An Analytic Approximation for the Bessel Function J ν ( x ) for −1/2 < ν < 3/2

We found analytic approximations for the Bessel function of the first kind J ν ( x ) , valid for any real value of x and any value of ν in the interval (−1/2, 3/2). The present approximation is exact for ν = − 1 / 2 , ν = 1 / 2 , and ν = 3 / 2 , where an exact function for each case is well known. The maximum absolute errors for ν near these peculiar values are very small. Throughout the interval, the absolute values remain below 0.05. The structure of the approximate function is defined considering the corresponding power series and asymptotic expansions, and they are quotients of three polynomials of the second degree combined with trigonometrical functions and fractional powers. This is, in some way, the Multipoint Quasi-rational Approximation (MPQA) technique, but now only two variables are considered, x and ν , which is novel, since in all previous publications only the variable x was considered and ν was given.
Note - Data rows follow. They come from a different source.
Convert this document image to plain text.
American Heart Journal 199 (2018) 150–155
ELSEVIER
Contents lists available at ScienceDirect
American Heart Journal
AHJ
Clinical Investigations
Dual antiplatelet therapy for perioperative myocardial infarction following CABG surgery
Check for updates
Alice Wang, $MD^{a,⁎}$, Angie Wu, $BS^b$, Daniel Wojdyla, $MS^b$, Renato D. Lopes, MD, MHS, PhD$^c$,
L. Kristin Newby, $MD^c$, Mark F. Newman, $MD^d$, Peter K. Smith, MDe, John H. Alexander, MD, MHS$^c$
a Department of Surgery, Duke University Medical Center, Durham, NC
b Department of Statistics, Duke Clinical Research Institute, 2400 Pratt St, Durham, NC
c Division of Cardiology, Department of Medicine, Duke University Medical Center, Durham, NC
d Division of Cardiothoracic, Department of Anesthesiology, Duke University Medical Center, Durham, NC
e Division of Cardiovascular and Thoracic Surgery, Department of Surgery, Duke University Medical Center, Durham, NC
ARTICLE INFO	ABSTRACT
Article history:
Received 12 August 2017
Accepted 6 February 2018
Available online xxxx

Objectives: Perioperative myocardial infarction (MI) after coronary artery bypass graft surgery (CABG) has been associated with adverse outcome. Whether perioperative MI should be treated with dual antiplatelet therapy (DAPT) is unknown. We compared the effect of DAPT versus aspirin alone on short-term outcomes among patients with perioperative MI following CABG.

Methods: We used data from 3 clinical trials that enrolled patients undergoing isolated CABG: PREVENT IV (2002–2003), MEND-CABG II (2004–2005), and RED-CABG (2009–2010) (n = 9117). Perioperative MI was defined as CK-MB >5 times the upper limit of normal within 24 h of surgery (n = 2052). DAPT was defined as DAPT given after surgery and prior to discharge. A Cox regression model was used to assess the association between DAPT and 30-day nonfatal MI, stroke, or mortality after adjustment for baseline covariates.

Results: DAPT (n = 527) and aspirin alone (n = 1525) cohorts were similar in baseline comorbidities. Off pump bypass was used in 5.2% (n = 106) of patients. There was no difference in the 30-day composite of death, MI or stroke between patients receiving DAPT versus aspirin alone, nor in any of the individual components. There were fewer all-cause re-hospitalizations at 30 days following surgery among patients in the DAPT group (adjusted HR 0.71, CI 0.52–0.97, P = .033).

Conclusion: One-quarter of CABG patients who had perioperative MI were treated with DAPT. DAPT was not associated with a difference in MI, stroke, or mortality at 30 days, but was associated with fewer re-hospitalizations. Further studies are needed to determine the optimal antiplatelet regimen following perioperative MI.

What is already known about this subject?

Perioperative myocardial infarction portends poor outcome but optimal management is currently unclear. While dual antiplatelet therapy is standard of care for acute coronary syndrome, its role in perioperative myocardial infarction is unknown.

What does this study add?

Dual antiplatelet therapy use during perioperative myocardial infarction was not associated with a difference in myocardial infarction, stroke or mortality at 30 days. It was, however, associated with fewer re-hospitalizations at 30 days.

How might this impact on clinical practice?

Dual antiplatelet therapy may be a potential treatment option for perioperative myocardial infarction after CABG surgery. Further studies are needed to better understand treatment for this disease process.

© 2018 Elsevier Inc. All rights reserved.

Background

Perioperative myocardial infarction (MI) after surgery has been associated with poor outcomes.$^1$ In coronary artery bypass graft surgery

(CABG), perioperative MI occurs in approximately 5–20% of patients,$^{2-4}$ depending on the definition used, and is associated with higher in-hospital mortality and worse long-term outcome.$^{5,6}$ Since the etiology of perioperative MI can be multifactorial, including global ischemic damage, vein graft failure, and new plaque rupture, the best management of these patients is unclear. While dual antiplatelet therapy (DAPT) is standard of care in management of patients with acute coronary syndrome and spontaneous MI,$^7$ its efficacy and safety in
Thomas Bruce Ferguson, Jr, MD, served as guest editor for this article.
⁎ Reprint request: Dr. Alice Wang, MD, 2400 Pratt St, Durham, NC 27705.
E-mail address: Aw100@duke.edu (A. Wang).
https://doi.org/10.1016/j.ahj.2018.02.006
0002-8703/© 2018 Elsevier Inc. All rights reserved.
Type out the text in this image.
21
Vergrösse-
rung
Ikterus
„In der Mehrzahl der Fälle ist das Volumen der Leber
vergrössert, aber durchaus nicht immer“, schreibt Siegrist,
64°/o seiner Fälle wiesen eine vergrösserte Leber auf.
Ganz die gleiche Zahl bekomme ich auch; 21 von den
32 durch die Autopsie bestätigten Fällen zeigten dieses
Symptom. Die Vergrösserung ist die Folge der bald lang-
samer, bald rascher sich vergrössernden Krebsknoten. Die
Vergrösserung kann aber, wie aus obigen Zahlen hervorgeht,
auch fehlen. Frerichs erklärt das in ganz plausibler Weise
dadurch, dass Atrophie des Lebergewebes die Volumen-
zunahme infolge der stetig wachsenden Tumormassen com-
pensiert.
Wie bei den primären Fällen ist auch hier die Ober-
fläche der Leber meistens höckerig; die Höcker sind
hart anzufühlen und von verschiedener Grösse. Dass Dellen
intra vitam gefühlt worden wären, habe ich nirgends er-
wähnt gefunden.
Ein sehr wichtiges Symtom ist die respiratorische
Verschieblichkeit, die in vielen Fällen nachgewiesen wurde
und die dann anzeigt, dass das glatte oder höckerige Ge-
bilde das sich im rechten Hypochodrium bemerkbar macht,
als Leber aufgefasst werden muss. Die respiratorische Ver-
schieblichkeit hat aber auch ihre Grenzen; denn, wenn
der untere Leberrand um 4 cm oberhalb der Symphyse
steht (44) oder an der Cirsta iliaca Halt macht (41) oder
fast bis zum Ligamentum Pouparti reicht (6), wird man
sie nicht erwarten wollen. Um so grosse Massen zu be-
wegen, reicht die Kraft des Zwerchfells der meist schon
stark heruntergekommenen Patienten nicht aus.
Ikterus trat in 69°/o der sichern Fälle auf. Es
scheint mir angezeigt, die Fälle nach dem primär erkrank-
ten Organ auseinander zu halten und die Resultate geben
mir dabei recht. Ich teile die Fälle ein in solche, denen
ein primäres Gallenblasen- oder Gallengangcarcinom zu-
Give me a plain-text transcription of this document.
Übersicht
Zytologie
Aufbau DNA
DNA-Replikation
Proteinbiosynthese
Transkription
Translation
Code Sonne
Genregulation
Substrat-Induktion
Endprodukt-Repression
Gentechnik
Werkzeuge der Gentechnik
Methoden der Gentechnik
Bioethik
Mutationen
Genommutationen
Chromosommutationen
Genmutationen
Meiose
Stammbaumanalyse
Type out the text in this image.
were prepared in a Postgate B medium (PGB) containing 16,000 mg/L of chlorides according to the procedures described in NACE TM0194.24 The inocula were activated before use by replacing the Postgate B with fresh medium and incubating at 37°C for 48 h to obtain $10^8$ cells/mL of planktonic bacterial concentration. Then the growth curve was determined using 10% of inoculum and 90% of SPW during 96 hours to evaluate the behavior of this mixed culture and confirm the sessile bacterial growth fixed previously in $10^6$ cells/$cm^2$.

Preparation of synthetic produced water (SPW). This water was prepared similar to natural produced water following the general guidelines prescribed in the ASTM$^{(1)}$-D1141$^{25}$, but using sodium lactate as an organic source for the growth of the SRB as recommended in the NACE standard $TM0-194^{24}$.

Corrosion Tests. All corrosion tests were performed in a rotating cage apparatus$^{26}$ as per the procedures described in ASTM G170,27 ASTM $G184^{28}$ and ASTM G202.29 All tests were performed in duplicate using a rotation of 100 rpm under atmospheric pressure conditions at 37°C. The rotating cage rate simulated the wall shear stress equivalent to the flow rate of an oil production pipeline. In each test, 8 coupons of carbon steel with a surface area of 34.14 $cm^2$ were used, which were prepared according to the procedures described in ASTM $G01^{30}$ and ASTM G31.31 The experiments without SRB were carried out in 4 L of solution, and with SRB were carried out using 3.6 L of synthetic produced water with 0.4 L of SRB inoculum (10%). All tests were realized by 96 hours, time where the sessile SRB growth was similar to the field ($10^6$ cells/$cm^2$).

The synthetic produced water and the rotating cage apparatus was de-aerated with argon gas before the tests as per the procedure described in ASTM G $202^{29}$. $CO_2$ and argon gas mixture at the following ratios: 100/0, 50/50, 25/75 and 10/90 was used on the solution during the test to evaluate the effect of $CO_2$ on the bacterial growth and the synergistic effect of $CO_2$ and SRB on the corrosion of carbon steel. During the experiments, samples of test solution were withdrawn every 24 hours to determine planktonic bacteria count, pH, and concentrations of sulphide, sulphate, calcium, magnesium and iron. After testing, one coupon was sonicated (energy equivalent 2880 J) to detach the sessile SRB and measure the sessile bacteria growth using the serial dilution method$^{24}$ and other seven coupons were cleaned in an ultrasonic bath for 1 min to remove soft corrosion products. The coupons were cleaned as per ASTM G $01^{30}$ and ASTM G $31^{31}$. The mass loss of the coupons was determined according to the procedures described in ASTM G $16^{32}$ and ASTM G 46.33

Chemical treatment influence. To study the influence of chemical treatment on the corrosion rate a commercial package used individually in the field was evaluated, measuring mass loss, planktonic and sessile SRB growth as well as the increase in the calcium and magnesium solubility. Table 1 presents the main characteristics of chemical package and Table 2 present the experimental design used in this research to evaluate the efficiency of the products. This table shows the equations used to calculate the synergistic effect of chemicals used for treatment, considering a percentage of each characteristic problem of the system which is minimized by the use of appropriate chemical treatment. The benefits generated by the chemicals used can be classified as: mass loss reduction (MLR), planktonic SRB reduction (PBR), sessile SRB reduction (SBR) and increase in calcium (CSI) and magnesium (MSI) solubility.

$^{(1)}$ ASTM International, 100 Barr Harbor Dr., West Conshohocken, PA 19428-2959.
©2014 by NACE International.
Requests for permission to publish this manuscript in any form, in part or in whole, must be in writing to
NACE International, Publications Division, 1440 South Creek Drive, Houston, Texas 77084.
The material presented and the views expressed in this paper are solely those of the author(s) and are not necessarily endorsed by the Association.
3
Furthermore, in the case of J − 1 / 2 ( x ) , J 1 / 2 ( x ) , and J 3 / 2 ( x ) , the corresponding exact function was also a condition to be considered and fulfilled. It is important to point out that the zeros of the exact functions and the approximate ones are also almost coincident with small relative errors. Finally, the approximation presented here has the property of preservation of symmetry for ν > 0 , i.e., when there is a sign change in the variable x , the corresponding change agrees with a similar change in the power series of the exact function.